The effect of carbon dioxide (CO(2)) pneumoperitoneum on the liberation of cancer cells from the primary tumor is not clear. This study investigated the influence of laparotomy versus CO(2) pneumoperitoneum on the progression of colon cancer with serosal invasion in a mouse model. Pieces of human colon adenocarcinoma (HT29) tumor were implanted in the cecal wall of 45 BALB/c nude mice. Each mouse underwent one of three procedures: laparotomy, CO(2) pneumoperitoneum, or anesthesia (control). Three weeks later, the size and weight of cecal tumors, the number of nodules, and the tumor volume score of peritoneal dissemination were examined.

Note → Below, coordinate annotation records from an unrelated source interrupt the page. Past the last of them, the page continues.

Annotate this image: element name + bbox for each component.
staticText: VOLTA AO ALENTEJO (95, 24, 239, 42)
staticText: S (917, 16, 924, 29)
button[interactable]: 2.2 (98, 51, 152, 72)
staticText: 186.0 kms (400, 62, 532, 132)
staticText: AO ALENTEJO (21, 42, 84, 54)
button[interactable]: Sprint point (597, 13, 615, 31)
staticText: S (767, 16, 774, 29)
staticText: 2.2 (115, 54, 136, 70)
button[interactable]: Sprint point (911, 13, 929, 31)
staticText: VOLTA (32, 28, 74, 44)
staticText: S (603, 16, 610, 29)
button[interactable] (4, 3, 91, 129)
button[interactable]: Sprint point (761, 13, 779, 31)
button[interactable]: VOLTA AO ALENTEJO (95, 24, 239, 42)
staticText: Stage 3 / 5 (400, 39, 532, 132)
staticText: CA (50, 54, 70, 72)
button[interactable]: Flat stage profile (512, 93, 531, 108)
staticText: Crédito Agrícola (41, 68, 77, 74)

Another 45 mice were treated in the same way. The cecal tumor was resected on days 1, 3, or 5 after treatment. Total RNA was isolated from the resected tumors. The expression of E-cadherin and beta-1 integrin messenger RNA (mRNA) was examined by semiquantitative real-time reverse transcriptase-polymerase chain reaction assay. Significantly more nodules of peritoneal dissemination were found in the laparotomy group than in the control group (p < 0.05). The tumor volume score of peritoneal dissemination in the laparotomy group was significantly higher than in the other two groups (p < 0.05). The expression of E-cadherin mRNA at day 5 in the laparotomy group was significantly less than in the other two groups (p < 0.05). There were no differences in beta-1 integrin among three groups. Peritoneal dissemination was more extensive after laparotomy than after CO(2) pneumoperitoneum in a mouse model of cecal cancer with serosal invasion. Decreased expression of E-cadherin mRNA in tumors after laparotomy, but not after CO(2) pneumoperitoneum, may be associated with the increase in peritoneal dissemination.